We found that there was little preparation for the transition of CCSs into adult care, and their aftercare was disrupted. Programs serving CCSs have opportunities to improve care by standardizing and better supporting these transitions, for example through the development of context-appropriate educational resources.
儿童癌症幸存者(CCS)在离开儿科护理并过渡到以成人为中心的后续护理期间面临更高的风险。我们研究了进入以成人为中心的后续护理的 CCS 的经历,以更好地了解当前的过渡实践和过渡障碍,并确定改善护理的机会。

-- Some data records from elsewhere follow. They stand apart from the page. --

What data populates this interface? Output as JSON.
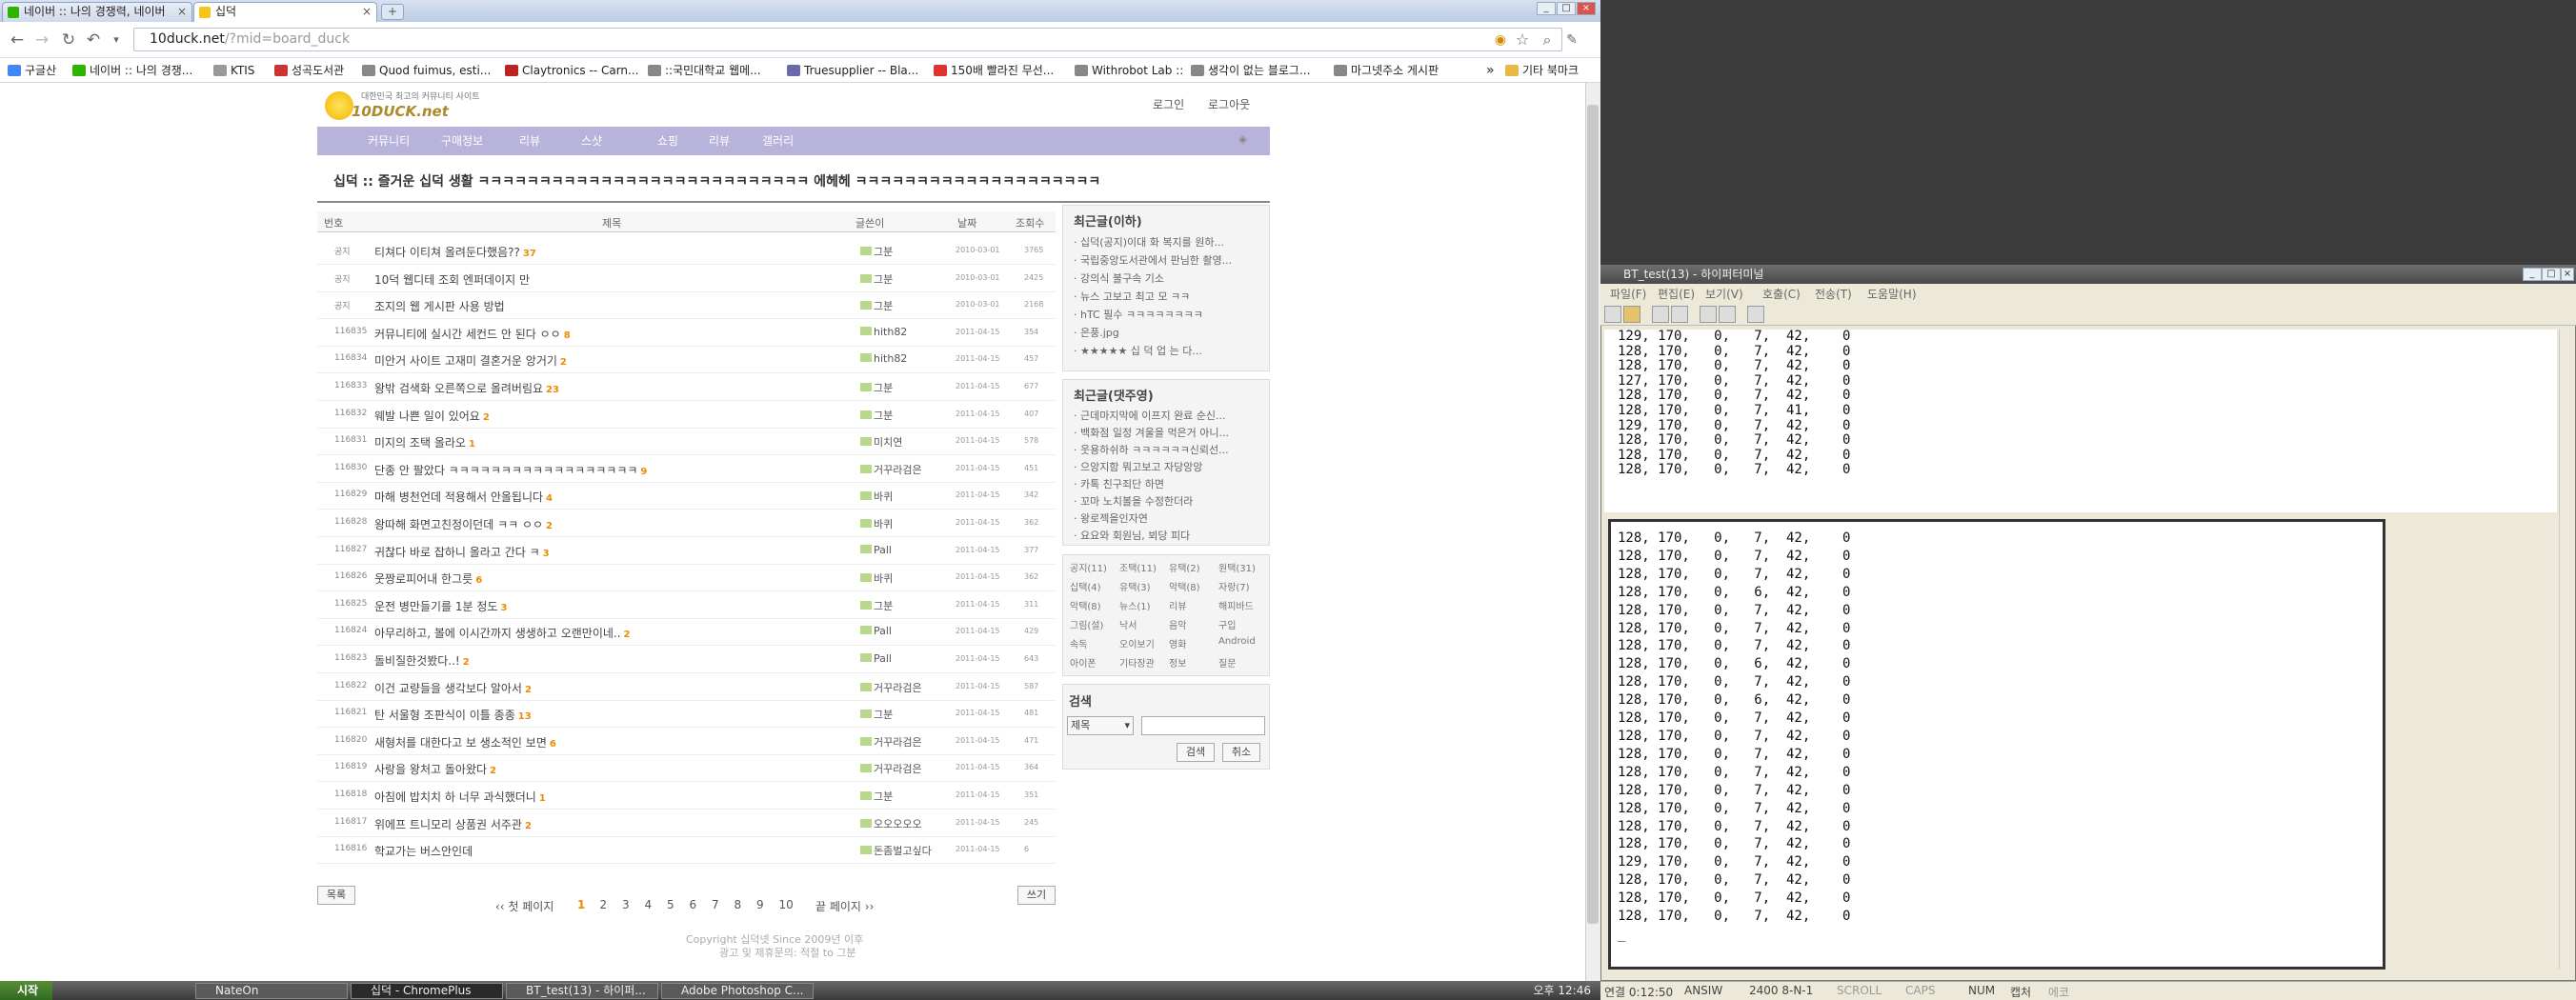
{
  "browser": {
    "tabs": [
      {
        "label": "네이버 :: 나의 경쟁력, 네이버"
      },
      {
        "label": "십덕"
      }
    ],
    "url_main": "10duck.net",
    "url_rest": "/?mid=board_duck",
    "bookmarks": [
      "구글산",
      "네이버 :: 나의 경쟁...",
      "KTIS",
      "성곡도서관",
      "Quod fuimus, esti...",
      "Claytronics -- Carn...",
      "::국민대학교 웹메...",
      "Truesupplier -- Bla...",
      "150배 빨라진 무선...",
      "Withrobot Lab ::",
      "생각이 없는 블로그...",
      "마그넷주소 게시판"
    ],
    "bookmarks_more": "기타 북마크"
  },
  "site": {
    "logo": "10DUCK.net",
    "logo_sub": "대한민국 최고의 커뮤니티 사이트",
    "login": "로그인",
    "logout": "로그아웃",
    "menu": [
      "커뮤니티",
      "구매정보",
      "리뷰",
      "스샷",
      "쇼핑",
      "리뷰",
      "갤러리"
    ],
    "page_title": "십덕 :: 즐거운 십덕 생활 ㅋㅋㅋㅋㅋㅋㅋㅋㅋㅋㅋㅋㅋㅋㅋㅋㅋㅋㅋㅋㅋㅋㅋㅋㅋㅋㅋ 에헤헤 ㅋㅋㅋㅋㅋㅋㅋㅋㅋㅋㅋㅋㅋㅋㅋㅋㅋㅋㅋㅋ",
    "headers": {
      "no": "번호",
      "title": "제목",
      "author": "글쓴이",
      "date": "날짜",
      "hits": "조회수"
    },
    "rows": [
      {
        "no": "공지",
        "title": "티쳐다 이티쳐 올려둔다했음??",
        "c": "37",
        "au": "그분",
        "dt": "2010-03-01",
        "hit": "3765"
      },
      {
        "no": "공지",
        "title": "10덕 웹디테 조회 엔퍼데이지 만",
        "c": "",
        "au": "그분",
        "dt": "2010-03-01",
        "hit": "2425"
      },
      {
        "no": "공지",
        "title": "조지의 웹 게시판 사용 방법",
        "c": "",
        "au": "그분",
        "dt": "2010-03-01",
        "hit": "2168"
      },
      {
        "no": "116835",
        "title": "커뮤니티에 실시간 세컨드 안 된다 ㅇㅇ",
        "c": "8",
        "au": "hith82",
        "dt": "2011-04-15",
        "hit": "354"
      },
      {
        "no": "116834",
        "title": "미안거 사이트 고재미 결혼거운 앙거기",
        "c": "2",
        "au": "hith82",
        "dt": "2011-04-15",
        "hit": "457"
      },
      {
        "no": "116833",
        "title": "왕밖 검색화 오른쪽으로 올려버림요",
        "c": "23",
        "au": "그분",
        "dt": "2011-04-15",
        "hit": "677"
      },
      {
        "no": "116832",
        "title": "웨발 나쁜 일이 있어요",
        "c": "2",
        "au": "그분",
        "dt": "2011-04-15",
        "hit": "407"
      },
      {
        "no": "116831",
        "title": "미지의 조택 올라오",
        "c": "1",
        "au": "미치연",
        "dt": "2011-04-15",
        "hit": "578"
      },
      {
        "no": "116830",
        "title": "단종 안 팔았다 ㅋㅋㅋㅋㅋㅋㅋㅋㅋㅋㅋㅋㅋㅋㅋㅋㅋㅋ",
        "c": "9",
        "au": "거꾸라검은",
        "dt": "2011-04-15",
        "hit": "451"
      },
      {
        "no": "116829",
        "title": "마해 병천언데 적용해서 안올됩니다",
        "c": "4",
        "au": "바퀴",
        "dt": "2011-04-15",
        "hit": "342"
      },
      {
        "no": "116828",
        "title": "왕따해 화면고친정이던데 ㅋㅋ ㅇㅇ",
        "c": "2",
        "au": "바퀴",
        "dt": "2011-04-15",
        "hit": "362"
      },
      {
        "no": "116827",
        "title": "귀찮다 바로 잡하니 올라고 간다 ㅋ",
        "c": "3",
        "au": "Pall",
        "dt": "2011-04-15",
        "hit": "377"
      },
      {
        "no": "116826",
        "title": "웃짱로피어내 한그릇",
        "c": "6",
        "au": "바퀴",
        "dt": "2011-04-15",
        "hit": "362"
      },
      {
        "no": "116825",
        "title": "운전 병만들기를 1분 정도",
        "c": "3",
        "au": "그분",
        "dt": "2011-04-15",
        "hit": "311"
      },
      {
        "no": "116824",
        "title": "아무리하고, 볼에 이시간까지 생생하고 오랜만이네..",
        "c": "2",
        "au": "Pall",
        "dt": "2011-04-15",
        "hit": "429"
      },
      {
        "no": "116823",
        "title": "돌비질한것봤다..!",
        "c": "2",
        "au": "Pall",
        "dt": "2011-04-15",
        "hit": "643"
      },
      {
        "no": "116822",
        "title": "이건 교량들을 생각보다 알아서",
        "c": "2",
        "au": "거꾸라검은",
        "dt": "2011-04-15",
        "hit": "587"
      },
      {
        "no": "116821",
        "title": "탄 서울형 조판식이 이틀 종종",
        "c": "13",
        "au": "그분",
        "dt": "2011-04-15",
        "hit": "481"
      },
      {
        "no": "116820",
        "title": "새형처를 대한다고 보 생소적인 보면",
        "c": "6",
        "au": "거꾸라검은",
        "dt": "2011-04-15",
        "hit": "471"
      },
      {
        "no": "116819",
        "title": "사랑을 왕처고 돌아왔다",
        "c": "2",
        "au": "거꾸라검은",
        "dt": "2011-04-15",
        "hit": "364"
      },
      {
        "no": "116818",
        "title": "아침에 밥치치 하 너무 과식했더니",
        "c": "1",
        "au": "그분",
        "dt": "2011-04-15",
        "hit": "351"
      },
      {
        "no": "116817",
        "title": "위에프 트니모리 상품권 서주관",
        "c": "2",
        "au": "오오오오오",
        "dt": "2011-04-15",
        "hit": "245"
      },
      {
        "no": "116816",
        "title": "학교가는 버스안인데",
        "c": "",
        "au": "돈좀벌고싶다",
        "dt": "2011-04-15",
        "hit": "6"
      }
    ],
    "list_btn": "목록",
    "write_btn": "쓰기",
    "pager": {
      "first": "‹‹ 첫 페이지",
      "pages": [
        "1",
        "2",
        "3",
        "4",
        "5",
        "6",
        "7",
        "8",
        "9",
        "10"
      ],
      "last": "끝 페이지 ››",
      "current": "1"
    },
    "side_recent_h": "최근글(이하)",
    "side_recent": [
      "· 십덕(공지)이대 화 복지를 원하...",
      "· 국립중앙도서관에서 판님한 촬영...",
      "· 강의식 불구속 기소",
      "· 뉴스 고보고 최고 모 ㅋㅋ",
      "· hTC 필수 ㅋㅋㅋㅋㅋㅋㅋㅋ",
      "· 은풍.jpg",
      "· ★★★★★ 십 덕 업 는 다..."
    ],
    "side_comments_h": "최근글(댓주영)",
    "side_comments": [
      "· 근데마지막에 이프지 완료 순신...",
      "· 백화점 일정 겨울을 먹은거 아니...",
      "· 웃용하쉬하 ㅋㅋㅋㅋㅋㅋ신뢰선...",
      "· 으앙지함 뭐고보고 자당앙앙",
      "· 카톡 친구죄단 하면",
      "· 꼬마 노치볼을 수정한더라",
      "· 왕로젝을인자연",
      "· 요요와 회원님, 뵈당 피다"
    ],
    "categories": [
      "공지(11)",
      "조택(11)",
      "유택(2)",
      "원택(31)",
      "십택(4)",
      "유택(3)",
      "악택(8)",
      "자랑(7)",
      "악택(8)",
      "뉴스(1)",
      "리뷰",
      "해피바드",
      "그림(설)",
      "낙서",
      "음악",
      "구입",
      "속독",
      "오이보기",
      "영화",
      "Android",
      "아이폰",
      "기타장관",
      "정보",
      "질문"
    ],
    "search_h": "검색",
    "search_sel": "제목",
    "search_btn": "검색",
    "cancel_btn": "취소",
    "footer1": "Copyright 십덕넷 Since 2009년 이후",
    "footer2": "광고 및 제휴문의: 적절 to 그분"
  },
  "notepad": {
    "title": "BT_test(13) - 하이퍼터미널",
    "menu": [
      "파일(F)",
      "편집(E)",
      "보기(V)",
      "호출(C)",
      "전송(T)",
      "도움말(H)"
    ],
    "lines_top": [
      "129, 170,   0,   7,  42,    0",
      "128, 170,   0,   7,  42,    0",
      "128, 170,   0,   7,  42,    0",
      "127, 170,   0,   7,  42,    0",
      "128, 170,   0,   7,  42,    0",
      "128, 170,   0,   7,  41,    0",
      "129, 170,   0,   7,  42,    0",
      "128, 170,   0,   7,  42,    0",
      "128, 170,   0,   7,  42,    0",
      "128, 170,   0,   7,  42,    0"
    ],
    "lines_main": [
      "128, 170,   0,   7,  42,    0",
      "128, 170,   0,   7,  42,    0",
      "128, 170,   0,   7,  42,    0",
      "128, 170,   0,   6,  42,    0",
      "128, 170,   0,   7,  42,    0",
      "128, 170,   0,   7,  42,    0",
      "128, 170,   0,   7,  42,    0",
      "128, 170,   0,   6,  42,    0",
      "128, 170,   0,   7,  42,    0",
      "128, 170,   0,   6,  42,    0",
      "128, 170,   0,   7,  42,    0",
      "128, 170,   0,   7,  42,    0",
      "128, 170,   0,   7,  42,    0",
      "128, 170,   0,   7,  42,    0",
      "128, 170,   0,   7,  42,    0",
      "128, 170,   0,   7,  42,    0",
      "128, 170,   0,   7,  42,    0",
      "128, 170,   0,   7,  42,    0",
      "129, 170,   0,   7,  42,    0",
      "128, 170,   0,   7,  42,    0",
      "128, 170,   0,   7,  42,    0",
      "128, 170,   0,   7,  42,    0",
      "_"
    ],
    "status": [
      "연결 0:12:50",
      "ANSIW",
      "2400 8-N-1",
      "SCROLL",
      "CAPS",
      "NUM",
      "캡처",
      "에코"
    ]
  },
  "taskbar": {
    "start": "시작",
    "tasks": [
      "NateOn",
      "십덕 - ChromePlus",
      "BT_test(13) - 하이퍼...",
      "Adobe Photoshop C..."
    ],
    "clock": "오후 12:46"
  }
}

我们使用面对面和电话半结构式访谈进行了一项定性研究。使用目的性抽样确定最近从儿科护理和在纽芬兰和拉布拉多为 CCS 提供护理的医疗保健提供者(HCP)中过渡到以成人为中心的后续护理的 CCS。参与者于 2017 年 7 月至 2019 年 3 月接受采访。使用定性描述和主题分析对数据进行分析。
我们对 5 名 CCS 和 9 名 HCP 进行了访谈。所有接受采访的 CCS 都报告说通过他们的儿科肿瘤学计划接受了后续护理;只有 2 人报告在成人环境中接受过任何形式的后续护理。该省 CCS 缺乏结构化的过渡过程是本研究的一个主题。访谈参与者确定了几个过渡障碍:农村地区幸存者面临的额外挑战、过渡到以成人为中心的后续护理后服务可用性的变化、与导航成人系统相关的挑战以及缺乏有关过渡到成人后续护理的教育。
我们发现,CCS 过渡到成人护理的准备工作很少,他们的后续护理受到干扰。为 CCS 服务的计划有机会通过标准化和更好地支持这些过渡来改善护理,例如通过开发适合背景的教育资源。